FACEBOOK WILL CONTINUE TO BAN TRUMP, SEVERELY LIMITING HIS GRIFTING: The decision by Facebook on Wednesday to keep former President Donald J. Trump off its platform could have significant consequences for his political operation as he tries to remain the leader of the Republican Party, thwarting his ability to amplify his message to tens of millions of followers and hampering his fund-raising ability. Facebook has increasingly become one of the most vital weapons in a political campaign’s arsenal, with its ability to juice small-dollar online-fund-raising numbers into the millions, expand and acquire contact information, help build out data on a campaign’s voter file and provide the most sophisticated advertising platform available. Few campaigns had tapped into Facebook’s potential for advertising and fund-raising as aggressively as Mr. Trump’s. His successful 2016 campaign said its prolific use of Facebook had allowed it to send millions of different, hyper-targeted political ads to small slices of the population. Though Mr. Trump is out of office and living at his resort in Florida, he retains broad influence over the Republican Party. But his platform for reaching Americans has diminished greatly without access to big social media sites like Facebook and Twitter, which has permanently suspended the former president.
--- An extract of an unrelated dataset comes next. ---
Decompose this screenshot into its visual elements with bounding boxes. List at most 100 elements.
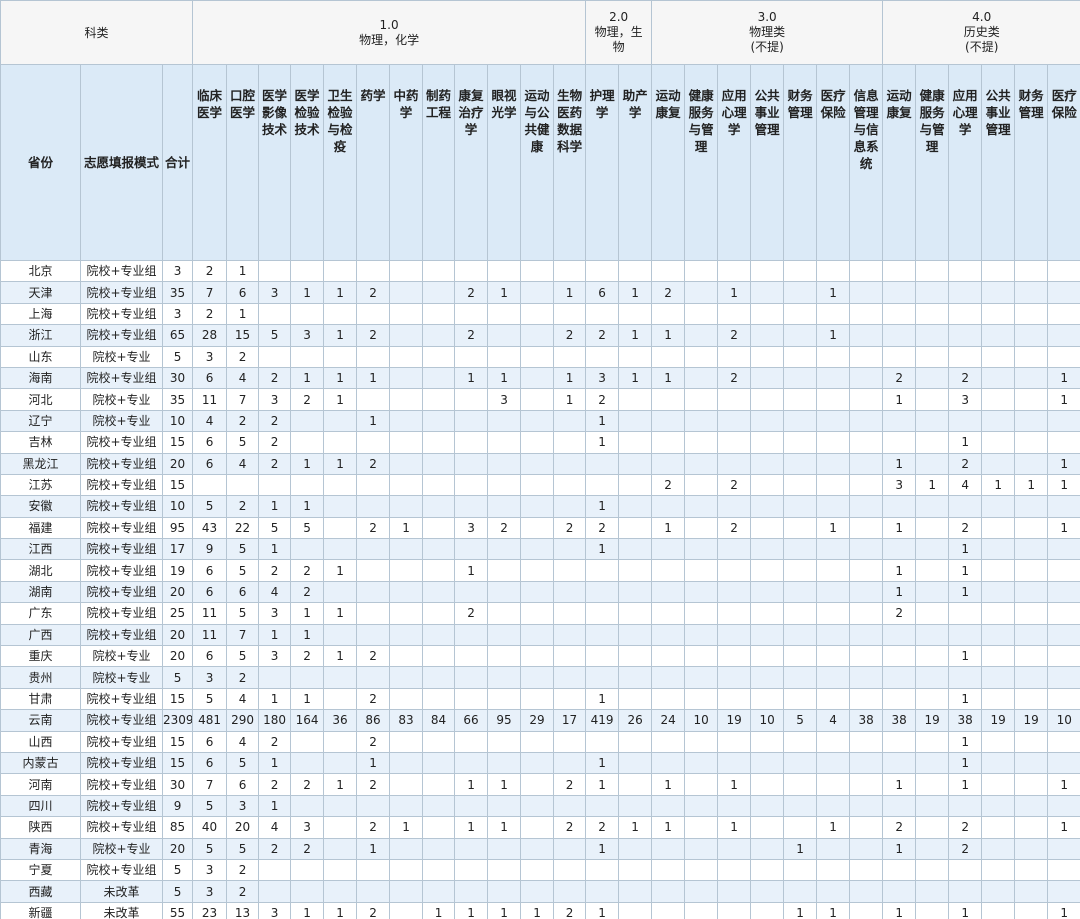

Some Trump aides think that the absence of Facebook, which was crucial to his success in 2016, will hinder him if he decides to run again in 2024, which he has told several advisers is his plan. In recent days, Mr. Trump’s operation has begun to more aggressively solicit supporters for cash via text message — including one reacting to the Facebook decision on Wednesday. On Tuesday, Mr. Trump’s team announced he would begin posting his thoughts on political developments to his own website, trying to brand it as “From the Desk of Donald J. Trump.” But the power of Mr. Trump’s pronouncements on social media had been their ability to ricochet quickly across the web and into the streams of his supporters — something far harder to achieve while being deplatformed.